Mais c’était sans compter avec la ténacité de l’homme. Sa réplique fut immédiate. Fait inédit et unique dans les annales de l’histoire de notre pays : Tenguella intente une action en justice contre l’Etat devant la Cour suprême de Mauritanie. Ironie de l’histoire, le Juge, un Français, qui s’est saisi de l’affaire était son collègue au Ministère de la Justice.
Tenguella lui apporte un argumentaire simple mais irréfutable à l’appui de sa plainte : la loi 61-112 du 12 juin 1961 (modifiée en 2010 par une loi de circonstances).

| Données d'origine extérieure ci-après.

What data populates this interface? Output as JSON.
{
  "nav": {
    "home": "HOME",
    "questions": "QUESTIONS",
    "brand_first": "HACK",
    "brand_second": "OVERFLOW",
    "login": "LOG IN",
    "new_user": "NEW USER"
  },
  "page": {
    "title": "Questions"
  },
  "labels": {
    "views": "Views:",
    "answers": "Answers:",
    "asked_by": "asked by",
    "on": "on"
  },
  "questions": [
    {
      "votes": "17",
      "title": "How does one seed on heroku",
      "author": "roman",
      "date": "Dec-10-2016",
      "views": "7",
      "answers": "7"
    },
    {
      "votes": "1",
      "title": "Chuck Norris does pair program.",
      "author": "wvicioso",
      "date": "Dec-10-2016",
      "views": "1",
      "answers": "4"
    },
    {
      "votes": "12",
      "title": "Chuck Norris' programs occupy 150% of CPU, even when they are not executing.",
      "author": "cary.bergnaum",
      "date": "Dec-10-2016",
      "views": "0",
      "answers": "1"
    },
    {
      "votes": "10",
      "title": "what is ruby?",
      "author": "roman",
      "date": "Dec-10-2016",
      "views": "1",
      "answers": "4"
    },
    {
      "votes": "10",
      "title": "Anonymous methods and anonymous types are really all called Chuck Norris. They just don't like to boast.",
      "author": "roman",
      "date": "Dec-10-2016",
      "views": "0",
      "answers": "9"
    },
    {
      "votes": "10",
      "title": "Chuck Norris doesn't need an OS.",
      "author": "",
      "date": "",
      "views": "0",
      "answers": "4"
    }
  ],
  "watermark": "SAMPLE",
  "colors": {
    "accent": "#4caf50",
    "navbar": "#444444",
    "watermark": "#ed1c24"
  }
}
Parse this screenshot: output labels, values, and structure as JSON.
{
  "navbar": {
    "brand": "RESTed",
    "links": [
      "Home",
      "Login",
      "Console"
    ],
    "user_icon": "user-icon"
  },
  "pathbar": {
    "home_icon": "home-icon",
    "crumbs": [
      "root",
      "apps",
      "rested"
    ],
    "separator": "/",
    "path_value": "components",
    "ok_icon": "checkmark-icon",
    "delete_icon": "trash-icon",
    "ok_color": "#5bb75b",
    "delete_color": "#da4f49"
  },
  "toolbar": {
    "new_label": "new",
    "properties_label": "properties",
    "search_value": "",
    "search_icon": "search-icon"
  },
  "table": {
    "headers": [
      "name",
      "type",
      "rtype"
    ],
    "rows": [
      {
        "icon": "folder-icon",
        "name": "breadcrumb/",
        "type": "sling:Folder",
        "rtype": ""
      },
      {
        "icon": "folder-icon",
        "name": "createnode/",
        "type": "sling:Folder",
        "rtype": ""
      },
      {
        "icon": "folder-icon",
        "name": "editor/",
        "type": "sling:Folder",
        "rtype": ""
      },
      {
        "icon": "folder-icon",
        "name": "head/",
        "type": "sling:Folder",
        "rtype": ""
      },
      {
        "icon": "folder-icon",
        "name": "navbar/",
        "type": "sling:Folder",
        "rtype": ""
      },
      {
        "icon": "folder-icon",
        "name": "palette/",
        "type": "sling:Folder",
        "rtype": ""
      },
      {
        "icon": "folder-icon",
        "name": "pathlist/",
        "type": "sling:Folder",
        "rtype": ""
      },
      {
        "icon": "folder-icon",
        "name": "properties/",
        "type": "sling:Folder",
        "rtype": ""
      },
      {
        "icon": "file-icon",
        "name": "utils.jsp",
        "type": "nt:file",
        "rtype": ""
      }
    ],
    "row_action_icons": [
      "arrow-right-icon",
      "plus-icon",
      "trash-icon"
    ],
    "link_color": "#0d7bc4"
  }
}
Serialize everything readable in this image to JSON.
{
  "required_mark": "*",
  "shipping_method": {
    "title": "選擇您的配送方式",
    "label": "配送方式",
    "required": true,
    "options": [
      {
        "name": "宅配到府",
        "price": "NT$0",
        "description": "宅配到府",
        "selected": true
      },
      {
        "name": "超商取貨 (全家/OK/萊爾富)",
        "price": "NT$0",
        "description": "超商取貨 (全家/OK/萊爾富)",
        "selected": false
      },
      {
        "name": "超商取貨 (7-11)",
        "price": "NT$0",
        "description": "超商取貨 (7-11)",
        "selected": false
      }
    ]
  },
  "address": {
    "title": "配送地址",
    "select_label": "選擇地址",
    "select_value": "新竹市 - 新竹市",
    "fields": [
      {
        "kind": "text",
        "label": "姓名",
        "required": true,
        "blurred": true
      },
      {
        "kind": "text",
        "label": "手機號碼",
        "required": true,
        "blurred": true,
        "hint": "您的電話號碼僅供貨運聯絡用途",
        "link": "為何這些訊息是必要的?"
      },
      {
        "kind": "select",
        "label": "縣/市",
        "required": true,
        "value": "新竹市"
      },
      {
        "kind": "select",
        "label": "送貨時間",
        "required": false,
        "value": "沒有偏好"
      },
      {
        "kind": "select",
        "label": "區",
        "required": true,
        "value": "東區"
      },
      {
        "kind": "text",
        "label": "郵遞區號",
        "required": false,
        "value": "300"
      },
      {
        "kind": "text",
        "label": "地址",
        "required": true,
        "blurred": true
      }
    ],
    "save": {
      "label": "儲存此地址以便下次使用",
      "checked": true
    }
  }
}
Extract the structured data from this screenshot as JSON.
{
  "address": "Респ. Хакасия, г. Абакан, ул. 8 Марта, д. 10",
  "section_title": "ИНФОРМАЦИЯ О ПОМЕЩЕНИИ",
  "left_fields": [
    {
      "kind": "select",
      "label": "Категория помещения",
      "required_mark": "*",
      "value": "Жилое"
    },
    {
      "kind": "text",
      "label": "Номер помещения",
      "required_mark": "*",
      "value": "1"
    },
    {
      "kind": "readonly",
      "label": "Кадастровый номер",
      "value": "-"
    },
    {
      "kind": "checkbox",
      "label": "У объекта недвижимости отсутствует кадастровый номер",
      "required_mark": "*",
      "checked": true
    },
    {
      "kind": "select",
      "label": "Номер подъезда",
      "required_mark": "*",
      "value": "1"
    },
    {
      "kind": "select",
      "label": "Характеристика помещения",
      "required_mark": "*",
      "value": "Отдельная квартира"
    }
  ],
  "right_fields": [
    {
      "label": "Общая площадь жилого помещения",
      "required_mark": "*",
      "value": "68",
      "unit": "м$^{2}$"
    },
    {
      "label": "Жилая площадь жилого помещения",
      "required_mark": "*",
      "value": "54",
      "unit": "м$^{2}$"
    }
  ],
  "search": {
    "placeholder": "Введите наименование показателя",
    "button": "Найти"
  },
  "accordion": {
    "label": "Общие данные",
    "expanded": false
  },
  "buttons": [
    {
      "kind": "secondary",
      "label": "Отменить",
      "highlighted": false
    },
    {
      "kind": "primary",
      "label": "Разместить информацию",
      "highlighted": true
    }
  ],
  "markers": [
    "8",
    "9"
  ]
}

L’article 1 de cette loi 61 -112 stipule en effet que : « est Mauritanien, l’enfant né d’un père mauritanien ». En appui à cet article, il joint le certificat de nationalité de son père et son acte de naissance, enregistré en 1940 à Aleg où il est né le 14 septembre 1940 et où exerçait son père.
L’affaire fut jugée et moins de deux années après, la Cour suprême condamne la Mauritanie et reconnait à Tenguella aussi bien la nationalité mauritanienne que la nationalité sénégalaise. Nationalités qu’il conservera tout au long de sa vie.
La nationalité pour Tenguella, c’était déjà « touche pas ». C’est « un fait préexistant » que nul n’a le droit de contester à l’autre, se plait-il à préciser. Elle était si sacrée, y compris pour l’Etat mauritanien, que le citoyen ne pouvait y renoncer par lui même. Il fallait pour ce faire suivre une procédure, arbitrée par la Cour suprême, seule habilitée à reconnaitre ou à déchoir éventuellement le citoyen de sa nationalité.
La permanence de l’injustice qu’il dénonce, la répétition des exactions contre ceux qui osaient dénoncer cette injustice, la compromission d’une certaine classe finiront de convaincre Tenguella à quitter définitivement la Mauritanie et retourner au Sénégal qui l’accueille à bras ouverts.
Administrateur de son état, il finit sa carrière dans la Chambre de Commerce de ce pays en qualité de secrétaire général à Kaolack puis à Tambacounda, décoré et fait Chevalier de l’Ordre National du Lion. Il quitte la Mauritanie, mais ne coupe pas avec le pays. Il a vécu avec beaucoup de peine les différents évènements qui l’ont secoué.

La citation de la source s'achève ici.